The Arabidopsis thaliana putative sialyltransferase resides in the Golgi apparatus but lacks the ability to transfer sialic acid

S. M. Daskalova, A. R. Pah, D. P. Baluch, L. C. Lopez

Research output: Contribution to journalArticle

11 Scopus citations

Abstract

A common feature of the animal sialyltransferases (STs) is the presence of four conserved motifs, namely large (L), small (S), very small (VS) and motif III. Although sialic acid (SA) has not been detected in plants, three orthologues containing sequences similar to the ST motifs have been identified in the Arabidopsis thaliana L. database.
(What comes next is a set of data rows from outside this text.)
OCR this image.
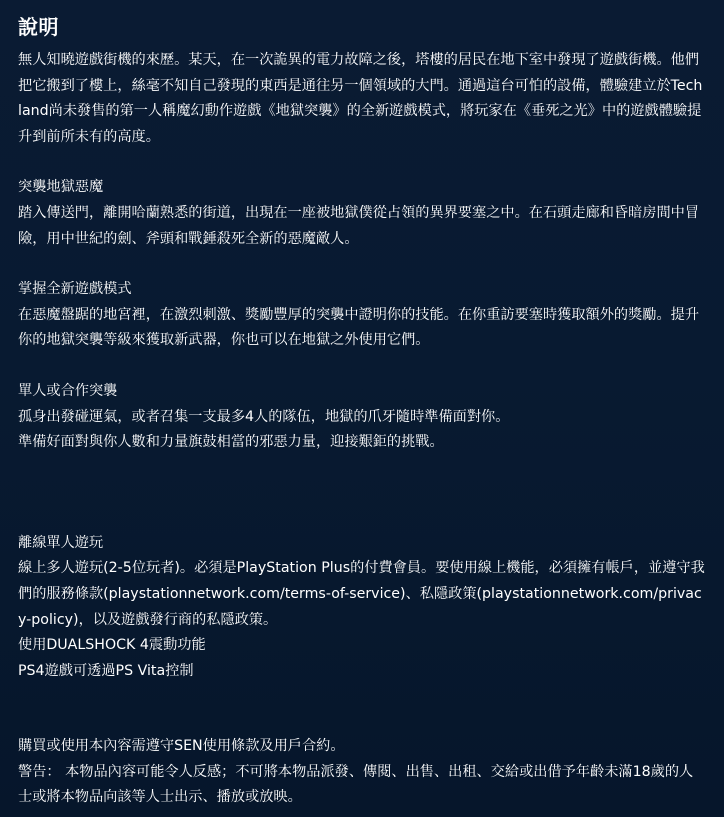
說明

無人知曉遊戲街機的來歷。某天，在一次詭異的電力故障之後，塔樓的居民在地下室中發現了遊戲街機。他們把它搬到了樓上，絲毫不知自己發現的東西是通往另一個領域的大門。通過這台可怕的設備，體驗建立於Techland尚未發售的第一人稱魔幻動作遊戲《地獄突襲》的全新遊戲模式，將玩家在《垂死之光》中的遊戲體驗提升到前所未有的高度。

突襲地獄惡魔

踏入傳送門，離開哈蘭熟悉的街道，出現在一座被地獄僕從占領的異界要塞之中。在石頭走廊和昏暗房間中冒險，用中世紀的劍、斧頭和戰錘殺死全新的惡魔敵人。

掌握全新遊戲模式

在惡魔盤踞的地宮裡，在激烈刺激、獎勵豐厚的突襲中證明你的技能。在你重訪要塞時獲取額外的獎勵。提升你的地獄突襲等級來獲取新武器，你也可以在地獄之外使用它們。

單人或合作突襲

孤身出發碰運氣，或者召集一支最多4人的隊伍，地獄的爪牙隨時準備面對你。

準備好面對與你人數和力量旗鼓相當的邪惡力量，迎接艱鉅的挑戰。

離線單人遊玩

線上多人遊玩(2-5位玩者)。必須是PlayStation Plus的付費會員。要使用線上機能，必須擁有帳戶，並遵守我們的服務條款(playstationnetwork.com/terms-of-service)、私隱政策(playstationnetwork.com/privacy-policy)，以及遊戲發行商的私隱政策。

使用DUALSHOCK 4震動功能

PS4遊戲可透過PS Vita控制

購買或使用本內容需遵守SEN使用條款及用戶合約。

警告： 本物品內容可能令人反感；不可將本物品派發、傳閱、出售、出租、交給或出借予年齡未滿18歲的人士或將本物品向該等人士出示、播放或放映。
In this study, we report that the gene (Gene ID: 824043) codes for a Golgi resident protein lacking the ability to transfer SA to asialofetuin or Galβ1,3GalNAc and Galβ1,4GlcNAc oligosaccharide acceptors. Restoration of deteriorated motifs S, VS and motif III by constructing chimeric proteins consisting of the 28-308 amino acid region of the A. thaliana ST-like protein and the 264-393 amino acid region of the Oryza sativa L. ST-like protein, or of the 28-240 amino acid region of the protein and the 204-350 amino acid region of the Homo sapiens L. α2,3-ST () was not able to recover sialyltransferase activity. Altering the appropriate amino acid regions of the A. thaliana ST-like protein to those typical for the mammalian motif III (HHYWE) and VS motif (HDADFE) also did not have any effect. Our data, together with previous results, indicate that A. thaliana in particular, and plants in general, do not have transferases for SA. Substrates for the plant ST-like proteins might be compounds involved in secondary metabolism.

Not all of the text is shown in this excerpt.